O principal motivo para o encarecimento é o volume de chuvas abaixo da média histórica nos principais reservatórios das hidrelétricas, o que aumenta o chamado “risco hidrológico” (GSF). Quando o nível das represas baixa, o governo precisa acionar usinas térmicas — que produzem energia mais cara — para garantir o abastecimento, repassando esse custo ao consumidor.
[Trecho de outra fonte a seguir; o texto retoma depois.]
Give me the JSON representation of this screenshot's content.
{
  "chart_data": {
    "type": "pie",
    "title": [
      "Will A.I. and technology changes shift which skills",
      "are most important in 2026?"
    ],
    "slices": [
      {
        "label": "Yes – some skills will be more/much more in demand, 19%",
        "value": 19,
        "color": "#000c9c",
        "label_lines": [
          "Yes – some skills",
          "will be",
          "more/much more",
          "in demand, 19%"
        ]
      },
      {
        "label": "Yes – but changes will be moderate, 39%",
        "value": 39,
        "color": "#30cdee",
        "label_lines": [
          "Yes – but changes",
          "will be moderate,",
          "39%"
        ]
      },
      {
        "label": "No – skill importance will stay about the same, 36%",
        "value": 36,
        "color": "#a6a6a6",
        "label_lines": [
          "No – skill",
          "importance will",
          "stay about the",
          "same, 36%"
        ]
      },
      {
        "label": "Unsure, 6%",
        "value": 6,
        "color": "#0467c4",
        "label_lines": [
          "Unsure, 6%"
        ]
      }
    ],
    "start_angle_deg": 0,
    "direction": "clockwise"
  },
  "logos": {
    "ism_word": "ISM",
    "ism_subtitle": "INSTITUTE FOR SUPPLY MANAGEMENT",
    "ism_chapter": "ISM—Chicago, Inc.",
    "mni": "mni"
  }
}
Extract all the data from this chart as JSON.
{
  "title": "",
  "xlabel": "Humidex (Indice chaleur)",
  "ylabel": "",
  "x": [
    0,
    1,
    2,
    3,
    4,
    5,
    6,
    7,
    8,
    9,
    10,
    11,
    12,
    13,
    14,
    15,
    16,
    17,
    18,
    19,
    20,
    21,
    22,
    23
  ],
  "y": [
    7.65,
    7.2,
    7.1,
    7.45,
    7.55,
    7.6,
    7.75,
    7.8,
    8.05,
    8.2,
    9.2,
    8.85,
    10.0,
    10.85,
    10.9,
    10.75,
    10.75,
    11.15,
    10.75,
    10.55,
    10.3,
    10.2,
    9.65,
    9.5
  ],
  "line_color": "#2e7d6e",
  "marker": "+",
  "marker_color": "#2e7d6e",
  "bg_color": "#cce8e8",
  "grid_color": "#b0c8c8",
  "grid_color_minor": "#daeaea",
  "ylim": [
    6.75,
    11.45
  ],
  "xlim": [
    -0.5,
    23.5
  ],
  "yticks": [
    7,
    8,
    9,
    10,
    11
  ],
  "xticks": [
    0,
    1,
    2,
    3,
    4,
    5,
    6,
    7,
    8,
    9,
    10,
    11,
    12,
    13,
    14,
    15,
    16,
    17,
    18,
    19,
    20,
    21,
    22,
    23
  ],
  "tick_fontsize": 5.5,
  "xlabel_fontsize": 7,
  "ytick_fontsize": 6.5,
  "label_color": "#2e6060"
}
Alerta no Norte e Nordeste
O cenário para o restante de 2026 exige atenção. Especialistas apontam que a possível chegada do fenômeno El Niño no segundo semestre pode agravar a situação, especialmente nas regiões Norte e Nordeste. Com o aumento das temperaturas e a redução das precipitações nessas áreas, a tendência é que as bandeiras tarifárias permaneçam em patamares elevados (amarela ou vermelha) nos próximos meses.
Como funciona o sistema?
Criado em 2015, o sistema de bandeiras tarifárias serve como um “semáforo” para o consumidor. A bandeira verde indica condições favoráveis de geração (sem taxa); a amarela sinaliza alerta (taxa moderada); e a vermelha (patamares 1 e 2) indica custo alto.
O modelo visa evitar que as distribuidoras acumulem prejuízos com a variação do preço da energia, que antes eram repassados apenas nos reajustes anuais com incidência de juros. Agora, o ajuste é feito mensalmente por meio da “Conta Bandeiras”.